In the particular case of the immigration ban, evidence quickly emerged that allegations of improper financial motives were overly hasty (although numerous other criticisms of his motives remain). Still, the mere fact that such an allegation circulated deserves attention because it illuminates the unprecedented situation the Trump presidency creates and the danger it poses to the process of governance. Unless Trump divests from his businesses or radically increases his transparency by, say, releasing his tax returns—both of which Trump or one of his spokespeople have explicitly ruled out—nearly every executive-branch decision will likely be intensely scrutinized for evidence that it was unduly affected by financial consideration. In other words, the president’s situation continually threatens a basic underlying principle of the rule of law: the idea that the government is discharging its duties in what it perceives to be the best interests of its people.

Ironically, Trump built his campaign largely on the idea that this was already occurring within the United States. For the better part of 18 months, he railed against his opponents as tools of a corrupt system that warped their interests and caused them to turn their backs on the common man for personal gain.

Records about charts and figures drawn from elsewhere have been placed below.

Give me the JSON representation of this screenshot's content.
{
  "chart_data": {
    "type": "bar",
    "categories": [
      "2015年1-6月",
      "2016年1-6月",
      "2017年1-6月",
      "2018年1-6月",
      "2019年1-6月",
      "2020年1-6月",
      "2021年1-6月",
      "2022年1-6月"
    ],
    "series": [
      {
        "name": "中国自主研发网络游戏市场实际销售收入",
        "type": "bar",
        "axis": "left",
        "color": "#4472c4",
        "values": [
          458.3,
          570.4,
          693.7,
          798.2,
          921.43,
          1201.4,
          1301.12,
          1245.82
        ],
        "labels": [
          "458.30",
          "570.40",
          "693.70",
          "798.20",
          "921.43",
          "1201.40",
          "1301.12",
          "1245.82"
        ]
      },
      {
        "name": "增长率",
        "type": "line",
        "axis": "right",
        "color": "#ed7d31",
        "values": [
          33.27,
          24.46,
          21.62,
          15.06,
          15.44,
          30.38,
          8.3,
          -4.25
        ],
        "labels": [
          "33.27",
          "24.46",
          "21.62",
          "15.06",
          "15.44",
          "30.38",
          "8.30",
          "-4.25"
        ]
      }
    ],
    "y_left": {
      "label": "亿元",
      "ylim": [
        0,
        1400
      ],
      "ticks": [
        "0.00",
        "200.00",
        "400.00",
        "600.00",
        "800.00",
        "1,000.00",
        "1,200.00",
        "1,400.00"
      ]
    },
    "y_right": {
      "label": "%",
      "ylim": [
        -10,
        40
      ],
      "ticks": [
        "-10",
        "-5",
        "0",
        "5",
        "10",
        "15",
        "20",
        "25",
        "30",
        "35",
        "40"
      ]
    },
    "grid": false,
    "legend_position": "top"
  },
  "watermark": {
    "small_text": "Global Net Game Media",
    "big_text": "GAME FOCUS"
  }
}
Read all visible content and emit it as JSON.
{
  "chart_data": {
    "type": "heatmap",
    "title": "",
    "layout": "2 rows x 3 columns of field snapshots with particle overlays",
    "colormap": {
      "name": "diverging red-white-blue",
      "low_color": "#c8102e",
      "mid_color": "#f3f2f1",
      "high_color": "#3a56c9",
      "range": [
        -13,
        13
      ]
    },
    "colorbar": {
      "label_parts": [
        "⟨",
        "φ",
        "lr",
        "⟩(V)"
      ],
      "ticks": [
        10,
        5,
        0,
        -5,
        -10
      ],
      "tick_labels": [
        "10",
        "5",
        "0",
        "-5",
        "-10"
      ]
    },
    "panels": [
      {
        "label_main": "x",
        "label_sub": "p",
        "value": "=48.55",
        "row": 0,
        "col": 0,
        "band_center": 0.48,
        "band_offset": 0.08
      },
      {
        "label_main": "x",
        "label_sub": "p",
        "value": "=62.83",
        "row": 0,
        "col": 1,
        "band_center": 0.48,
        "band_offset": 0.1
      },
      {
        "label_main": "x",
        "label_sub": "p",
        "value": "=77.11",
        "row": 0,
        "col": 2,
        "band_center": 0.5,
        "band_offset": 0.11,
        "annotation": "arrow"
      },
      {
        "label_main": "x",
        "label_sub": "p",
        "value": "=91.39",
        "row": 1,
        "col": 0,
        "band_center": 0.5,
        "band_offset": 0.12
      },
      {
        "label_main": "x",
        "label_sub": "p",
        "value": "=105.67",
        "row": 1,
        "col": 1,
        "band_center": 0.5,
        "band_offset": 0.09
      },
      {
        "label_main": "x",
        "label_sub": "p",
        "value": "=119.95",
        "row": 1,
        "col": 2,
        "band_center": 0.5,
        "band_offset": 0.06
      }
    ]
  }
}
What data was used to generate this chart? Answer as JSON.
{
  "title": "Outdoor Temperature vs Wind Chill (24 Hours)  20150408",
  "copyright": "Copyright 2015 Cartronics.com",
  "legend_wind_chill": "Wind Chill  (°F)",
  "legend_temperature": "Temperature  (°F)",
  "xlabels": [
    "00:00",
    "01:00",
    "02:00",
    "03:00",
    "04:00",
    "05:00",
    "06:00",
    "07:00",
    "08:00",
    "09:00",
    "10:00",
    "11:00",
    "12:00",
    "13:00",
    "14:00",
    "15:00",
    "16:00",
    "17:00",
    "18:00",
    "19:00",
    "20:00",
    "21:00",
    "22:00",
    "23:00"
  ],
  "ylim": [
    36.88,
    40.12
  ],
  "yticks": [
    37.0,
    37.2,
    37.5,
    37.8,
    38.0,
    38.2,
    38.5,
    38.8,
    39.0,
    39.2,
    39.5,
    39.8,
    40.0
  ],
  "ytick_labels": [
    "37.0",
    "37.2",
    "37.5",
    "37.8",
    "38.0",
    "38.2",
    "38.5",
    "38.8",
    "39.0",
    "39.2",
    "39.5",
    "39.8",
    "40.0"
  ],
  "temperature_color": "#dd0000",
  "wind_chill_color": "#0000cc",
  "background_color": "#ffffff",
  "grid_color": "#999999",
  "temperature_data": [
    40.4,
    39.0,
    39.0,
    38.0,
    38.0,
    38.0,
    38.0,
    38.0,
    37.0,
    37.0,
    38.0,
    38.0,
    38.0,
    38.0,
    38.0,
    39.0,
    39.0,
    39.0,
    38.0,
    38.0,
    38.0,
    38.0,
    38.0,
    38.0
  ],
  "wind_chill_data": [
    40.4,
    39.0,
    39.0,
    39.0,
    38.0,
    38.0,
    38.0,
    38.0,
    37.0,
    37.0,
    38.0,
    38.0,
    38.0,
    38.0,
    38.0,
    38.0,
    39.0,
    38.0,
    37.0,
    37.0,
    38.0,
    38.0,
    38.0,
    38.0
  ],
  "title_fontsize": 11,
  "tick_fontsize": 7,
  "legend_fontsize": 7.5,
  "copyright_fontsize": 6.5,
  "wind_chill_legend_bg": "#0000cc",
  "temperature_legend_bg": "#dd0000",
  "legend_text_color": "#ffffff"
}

During the primaries, he accused other candidates of being pawns for their biggest donors while openly bragging that he could use his billions to get them to support policies of his choosing. In the general election, he criticized Hillary Clinton for maintaining ties to her family’s eponymous foundation during her tenure as secretary of state, claiming that she was essentially running a pay-for-play operation and using the charity as a slush fund. He, of all people, would seem to recognize the role that perceived financial incentives can create in undermining the legitimacy of the government.